Hurricane Season Eve

On checklists that aren’t cosplay and the bills you can dodge by planning

Tomorrow the forecasts get names. People will argue about models and cones. I don’t. I argue with the part of me that likes to wait.

Prepared isn’t a bunker. It’s receipts. Documents: IDs, insurance, prescriptions—printed and in a zip bag. Money: cash for card outages. Meds: a real buffer, not two tablets in the glove box. Power: charge packs topped off; cars above half. Water/food: shelf-stable for a few days; opener that isn’t electric. Comms: one contact outside the region who can relay updates when networks choke. Routes: know two, and the road that floods first. Pets: carriers, proof of shots. Photos: of rooms and serial numbers before anything gets wet. None of this is heroic. All of it is cheaper than regret.

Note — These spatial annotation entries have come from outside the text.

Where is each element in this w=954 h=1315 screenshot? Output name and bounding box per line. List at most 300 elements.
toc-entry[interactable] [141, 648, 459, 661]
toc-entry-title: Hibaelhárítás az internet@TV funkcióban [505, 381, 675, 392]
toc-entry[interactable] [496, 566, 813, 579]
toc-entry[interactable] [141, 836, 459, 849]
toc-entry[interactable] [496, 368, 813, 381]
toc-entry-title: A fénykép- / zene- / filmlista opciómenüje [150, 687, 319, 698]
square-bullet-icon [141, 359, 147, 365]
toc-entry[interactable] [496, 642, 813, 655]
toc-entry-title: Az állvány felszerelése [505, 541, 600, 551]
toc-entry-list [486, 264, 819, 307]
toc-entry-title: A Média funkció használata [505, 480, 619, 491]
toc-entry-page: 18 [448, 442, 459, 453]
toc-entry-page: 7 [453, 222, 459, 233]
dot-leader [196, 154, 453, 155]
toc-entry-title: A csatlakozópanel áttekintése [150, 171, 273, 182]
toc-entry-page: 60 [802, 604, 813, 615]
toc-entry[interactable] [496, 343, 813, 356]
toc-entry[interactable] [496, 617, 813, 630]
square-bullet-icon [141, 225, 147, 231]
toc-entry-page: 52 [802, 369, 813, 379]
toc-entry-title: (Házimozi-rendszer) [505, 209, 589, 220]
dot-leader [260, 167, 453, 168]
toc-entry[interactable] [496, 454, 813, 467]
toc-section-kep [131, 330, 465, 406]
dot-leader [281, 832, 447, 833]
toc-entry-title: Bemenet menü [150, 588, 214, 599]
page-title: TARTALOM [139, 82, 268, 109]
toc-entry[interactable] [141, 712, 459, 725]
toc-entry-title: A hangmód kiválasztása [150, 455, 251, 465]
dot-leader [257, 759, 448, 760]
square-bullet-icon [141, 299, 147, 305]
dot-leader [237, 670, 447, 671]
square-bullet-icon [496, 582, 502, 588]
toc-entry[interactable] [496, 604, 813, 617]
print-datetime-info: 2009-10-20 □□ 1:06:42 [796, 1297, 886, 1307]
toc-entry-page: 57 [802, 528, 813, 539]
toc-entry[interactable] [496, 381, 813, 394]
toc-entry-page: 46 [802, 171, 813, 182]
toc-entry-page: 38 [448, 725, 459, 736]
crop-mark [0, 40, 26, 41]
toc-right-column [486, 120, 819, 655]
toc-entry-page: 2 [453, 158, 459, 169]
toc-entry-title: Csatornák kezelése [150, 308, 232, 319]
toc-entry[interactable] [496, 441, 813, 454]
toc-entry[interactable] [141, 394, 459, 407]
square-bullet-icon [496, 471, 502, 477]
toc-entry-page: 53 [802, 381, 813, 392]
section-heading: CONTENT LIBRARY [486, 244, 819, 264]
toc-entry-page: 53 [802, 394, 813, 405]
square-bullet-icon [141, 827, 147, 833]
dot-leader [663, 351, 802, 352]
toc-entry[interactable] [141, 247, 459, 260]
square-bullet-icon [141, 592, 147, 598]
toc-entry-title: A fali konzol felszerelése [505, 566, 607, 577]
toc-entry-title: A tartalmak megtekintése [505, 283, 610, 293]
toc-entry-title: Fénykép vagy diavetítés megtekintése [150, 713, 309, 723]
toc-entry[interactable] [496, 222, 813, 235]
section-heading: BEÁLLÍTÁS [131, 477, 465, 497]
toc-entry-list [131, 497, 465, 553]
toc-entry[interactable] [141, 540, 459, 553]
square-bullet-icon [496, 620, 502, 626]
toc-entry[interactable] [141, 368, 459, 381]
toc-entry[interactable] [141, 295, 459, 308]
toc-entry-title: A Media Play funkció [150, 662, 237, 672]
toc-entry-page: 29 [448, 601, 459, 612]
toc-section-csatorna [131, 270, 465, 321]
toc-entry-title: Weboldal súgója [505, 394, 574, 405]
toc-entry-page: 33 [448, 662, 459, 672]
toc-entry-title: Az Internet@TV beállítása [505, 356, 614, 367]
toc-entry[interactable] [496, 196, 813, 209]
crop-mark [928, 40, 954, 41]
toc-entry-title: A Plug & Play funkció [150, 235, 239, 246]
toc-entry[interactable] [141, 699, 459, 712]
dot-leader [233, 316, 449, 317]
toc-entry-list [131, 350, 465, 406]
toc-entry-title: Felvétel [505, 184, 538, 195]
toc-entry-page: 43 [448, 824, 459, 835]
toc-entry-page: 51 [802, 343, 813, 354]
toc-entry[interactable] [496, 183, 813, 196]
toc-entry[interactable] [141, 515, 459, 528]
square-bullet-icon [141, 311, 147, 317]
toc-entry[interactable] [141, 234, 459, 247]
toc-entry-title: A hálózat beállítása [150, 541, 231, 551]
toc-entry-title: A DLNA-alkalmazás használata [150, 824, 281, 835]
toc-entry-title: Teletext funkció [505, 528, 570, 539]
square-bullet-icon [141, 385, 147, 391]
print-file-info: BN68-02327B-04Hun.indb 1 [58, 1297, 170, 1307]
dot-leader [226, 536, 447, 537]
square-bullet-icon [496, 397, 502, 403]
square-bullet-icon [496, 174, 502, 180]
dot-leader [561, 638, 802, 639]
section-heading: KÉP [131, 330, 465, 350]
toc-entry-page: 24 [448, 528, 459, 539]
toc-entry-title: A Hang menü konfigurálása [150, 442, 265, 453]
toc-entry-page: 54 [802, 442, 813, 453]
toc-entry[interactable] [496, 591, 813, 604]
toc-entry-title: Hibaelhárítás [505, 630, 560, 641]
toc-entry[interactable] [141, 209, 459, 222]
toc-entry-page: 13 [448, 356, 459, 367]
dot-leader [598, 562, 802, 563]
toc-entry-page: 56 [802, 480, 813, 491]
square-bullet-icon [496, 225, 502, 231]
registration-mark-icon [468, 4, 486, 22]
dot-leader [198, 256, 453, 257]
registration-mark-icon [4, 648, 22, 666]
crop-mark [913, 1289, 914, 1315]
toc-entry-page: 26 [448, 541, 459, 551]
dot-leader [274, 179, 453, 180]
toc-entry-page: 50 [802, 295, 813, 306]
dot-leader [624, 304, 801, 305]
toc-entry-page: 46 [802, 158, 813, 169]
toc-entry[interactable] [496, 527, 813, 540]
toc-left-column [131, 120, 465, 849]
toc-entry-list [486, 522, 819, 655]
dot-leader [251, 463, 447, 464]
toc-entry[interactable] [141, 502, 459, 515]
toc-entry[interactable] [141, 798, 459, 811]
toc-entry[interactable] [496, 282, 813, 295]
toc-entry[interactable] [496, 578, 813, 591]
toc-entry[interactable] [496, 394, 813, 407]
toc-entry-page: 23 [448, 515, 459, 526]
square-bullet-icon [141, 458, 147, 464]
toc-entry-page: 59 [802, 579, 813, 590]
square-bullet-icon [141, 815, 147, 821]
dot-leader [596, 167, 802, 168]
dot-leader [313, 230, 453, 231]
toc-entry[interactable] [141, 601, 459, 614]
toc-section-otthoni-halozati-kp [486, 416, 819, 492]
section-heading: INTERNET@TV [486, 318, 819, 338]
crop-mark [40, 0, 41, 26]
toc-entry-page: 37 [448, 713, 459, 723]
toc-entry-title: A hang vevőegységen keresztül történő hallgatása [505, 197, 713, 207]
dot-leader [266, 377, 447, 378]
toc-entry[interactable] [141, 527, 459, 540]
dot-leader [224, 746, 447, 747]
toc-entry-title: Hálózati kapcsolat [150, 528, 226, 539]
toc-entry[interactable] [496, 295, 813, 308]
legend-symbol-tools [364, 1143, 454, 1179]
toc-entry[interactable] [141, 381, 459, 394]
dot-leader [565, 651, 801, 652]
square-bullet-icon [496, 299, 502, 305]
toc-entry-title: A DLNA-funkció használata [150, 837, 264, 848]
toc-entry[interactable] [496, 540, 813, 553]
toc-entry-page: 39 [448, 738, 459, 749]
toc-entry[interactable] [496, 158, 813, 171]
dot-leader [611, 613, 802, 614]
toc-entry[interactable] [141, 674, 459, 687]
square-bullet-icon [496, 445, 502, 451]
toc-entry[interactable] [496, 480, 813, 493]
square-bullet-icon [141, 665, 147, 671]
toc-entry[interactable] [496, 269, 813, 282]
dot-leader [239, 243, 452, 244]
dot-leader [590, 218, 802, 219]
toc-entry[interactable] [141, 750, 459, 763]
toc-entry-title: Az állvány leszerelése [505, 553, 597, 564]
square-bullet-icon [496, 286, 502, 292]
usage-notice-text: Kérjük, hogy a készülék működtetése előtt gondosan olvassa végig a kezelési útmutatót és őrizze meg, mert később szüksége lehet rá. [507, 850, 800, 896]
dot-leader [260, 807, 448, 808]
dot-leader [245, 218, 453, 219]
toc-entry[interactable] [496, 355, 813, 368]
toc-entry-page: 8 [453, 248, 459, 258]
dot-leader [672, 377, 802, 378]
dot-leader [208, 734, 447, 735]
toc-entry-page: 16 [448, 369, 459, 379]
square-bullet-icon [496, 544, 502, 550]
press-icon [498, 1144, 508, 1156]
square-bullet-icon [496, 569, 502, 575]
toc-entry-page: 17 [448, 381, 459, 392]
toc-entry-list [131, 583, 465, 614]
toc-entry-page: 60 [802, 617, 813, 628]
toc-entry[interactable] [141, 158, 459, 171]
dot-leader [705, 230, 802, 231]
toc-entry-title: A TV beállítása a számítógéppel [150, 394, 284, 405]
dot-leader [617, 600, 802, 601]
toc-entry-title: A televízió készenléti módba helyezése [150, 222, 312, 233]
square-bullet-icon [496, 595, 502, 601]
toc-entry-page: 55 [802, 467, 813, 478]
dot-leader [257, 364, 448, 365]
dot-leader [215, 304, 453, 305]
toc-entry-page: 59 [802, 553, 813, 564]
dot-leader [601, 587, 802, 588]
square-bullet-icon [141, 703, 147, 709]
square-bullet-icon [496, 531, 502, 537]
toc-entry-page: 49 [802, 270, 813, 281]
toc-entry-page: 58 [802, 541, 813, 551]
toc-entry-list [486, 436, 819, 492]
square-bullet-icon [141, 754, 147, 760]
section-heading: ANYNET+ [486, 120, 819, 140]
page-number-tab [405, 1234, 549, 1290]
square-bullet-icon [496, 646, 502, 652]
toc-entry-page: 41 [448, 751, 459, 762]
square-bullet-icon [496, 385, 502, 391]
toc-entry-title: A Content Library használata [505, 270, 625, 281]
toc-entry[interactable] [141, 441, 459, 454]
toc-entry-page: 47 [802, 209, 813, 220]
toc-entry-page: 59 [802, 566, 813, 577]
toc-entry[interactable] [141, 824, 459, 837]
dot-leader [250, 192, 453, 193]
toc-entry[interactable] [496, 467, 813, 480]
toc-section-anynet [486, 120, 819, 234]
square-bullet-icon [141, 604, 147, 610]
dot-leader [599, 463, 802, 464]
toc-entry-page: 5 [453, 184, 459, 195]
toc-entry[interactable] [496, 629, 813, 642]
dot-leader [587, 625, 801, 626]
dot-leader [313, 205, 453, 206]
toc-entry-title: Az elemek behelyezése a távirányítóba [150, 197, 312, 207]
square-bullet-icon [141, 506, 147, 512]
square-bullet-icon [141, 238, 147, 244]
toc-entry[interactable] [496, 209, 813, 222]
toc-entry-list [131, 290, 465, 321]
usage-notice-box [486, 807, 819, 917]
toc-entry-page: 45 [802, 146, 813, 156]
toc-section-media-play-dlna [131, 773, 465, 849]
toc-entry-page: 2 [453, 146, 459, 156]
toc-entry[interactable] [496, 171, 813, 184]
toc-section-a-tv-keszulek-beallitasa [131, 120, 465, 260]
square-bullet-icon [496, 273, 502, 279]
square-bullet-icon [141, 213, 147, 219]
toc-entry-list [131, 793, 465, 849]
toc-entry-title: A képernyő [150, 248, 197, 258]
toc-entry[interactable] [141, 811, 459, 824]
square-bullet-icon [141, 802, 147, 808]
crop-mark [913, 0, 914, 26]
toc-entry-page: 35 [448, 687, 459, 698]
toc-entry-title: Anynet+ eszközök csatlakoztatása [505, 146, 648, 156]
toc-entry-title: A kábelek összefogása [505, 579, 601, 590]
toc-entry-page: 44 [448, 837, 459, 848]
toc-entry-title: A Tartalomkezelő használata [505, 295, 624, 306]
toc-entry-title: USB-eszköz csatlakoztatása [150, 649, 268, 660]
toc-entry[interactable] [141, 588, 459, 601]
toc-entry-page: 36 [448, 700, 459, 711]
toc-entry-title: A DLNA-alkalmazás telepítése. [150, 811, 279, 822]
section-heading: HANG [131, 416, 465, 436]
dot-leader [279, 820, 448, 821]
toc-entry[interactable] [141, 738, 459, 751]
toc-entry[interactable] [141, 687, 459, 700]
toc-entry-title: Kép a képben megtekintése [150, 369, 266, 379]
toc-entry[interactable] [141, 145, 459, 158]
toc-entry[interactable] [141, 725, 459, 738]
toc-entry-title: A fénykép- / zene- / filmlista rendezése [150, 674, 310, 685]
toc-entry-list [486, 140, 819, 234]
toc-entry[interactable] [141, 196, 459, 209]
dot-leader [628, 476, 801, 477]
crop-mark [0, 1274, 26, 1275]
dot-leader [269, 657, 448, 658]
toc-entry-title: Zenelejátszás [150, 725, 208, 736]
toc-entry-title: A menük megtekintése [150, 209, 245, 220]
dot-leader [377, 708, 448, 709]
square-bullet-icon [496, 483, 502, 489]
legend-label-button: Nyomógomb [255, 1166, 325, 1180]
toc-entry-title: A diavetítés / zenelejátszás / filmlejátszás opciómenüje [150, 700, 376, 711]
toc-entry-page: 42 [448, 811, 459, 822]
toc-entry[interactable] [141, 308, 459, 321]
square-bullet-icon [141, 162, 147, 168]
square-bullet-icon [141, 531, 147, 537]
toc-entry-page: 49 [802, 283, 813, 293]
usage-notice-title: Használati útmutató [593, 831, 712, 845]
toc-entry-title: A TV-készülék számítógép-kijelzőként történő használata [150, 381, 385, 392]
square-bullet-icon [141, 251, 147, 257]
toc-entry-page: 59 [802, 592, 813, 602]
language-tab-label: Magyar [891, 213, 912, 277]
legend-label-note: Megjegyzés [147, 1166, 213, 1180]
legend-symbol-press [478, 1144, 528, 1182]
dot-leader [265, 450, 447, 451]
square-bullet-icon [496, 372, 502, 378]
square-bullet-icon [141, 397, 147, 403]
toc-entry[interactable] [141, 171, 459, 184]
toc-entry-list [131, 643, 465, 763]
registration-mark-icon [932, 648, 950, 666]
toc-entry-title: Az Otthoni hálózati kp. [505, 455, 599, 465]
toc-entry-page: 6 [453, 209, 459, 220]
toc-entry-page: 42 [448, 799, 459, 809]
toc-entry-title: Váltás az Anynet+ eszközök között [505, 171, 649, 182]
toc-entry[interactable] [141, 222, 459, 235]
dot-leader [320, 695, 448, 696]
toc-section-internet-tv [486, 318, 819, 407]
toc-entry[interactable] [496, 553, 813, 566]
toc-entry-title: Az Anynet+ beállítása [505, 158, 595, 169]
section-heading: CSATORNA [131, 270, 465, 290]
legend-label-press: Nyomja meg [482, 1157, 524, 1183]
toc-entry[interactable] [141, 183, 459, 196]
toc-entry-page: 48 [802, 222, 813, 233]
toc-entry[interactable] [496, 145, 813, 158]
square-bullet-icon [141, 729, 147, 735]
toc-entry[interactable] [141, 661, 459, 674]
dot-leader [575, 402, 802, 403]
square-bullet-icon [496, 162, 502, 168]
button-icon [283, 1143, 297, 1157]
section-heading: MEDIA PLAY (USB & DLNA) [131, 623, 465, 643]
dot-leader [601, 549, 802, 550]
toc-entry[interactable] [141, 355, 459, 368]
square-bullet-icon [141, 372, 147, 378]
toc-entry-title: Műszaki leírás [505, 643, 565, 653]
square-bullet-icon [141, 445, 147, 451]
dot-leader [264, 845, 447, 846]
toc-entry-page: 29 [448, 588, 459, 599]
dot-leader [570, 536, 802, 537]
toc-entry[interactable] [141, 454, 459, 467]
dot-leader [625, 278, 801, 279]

If you rent, ask blunt questions now: who secures the property, who decides reentry, what happens if the unit is tagged unlivable. If you’re the neighbor with margin, pick someone to check on and say it out loud. During the storm the line is simple: stay off the road, out of the water, and out of the way of people doing their job.

Forecasts are theater until they aren’t. The storm will do what it does. Your job is small and specific: set the table so your household can eat, sleep, call, and leave if it’s time. Prepared means you already made the boring choices when the map turns red.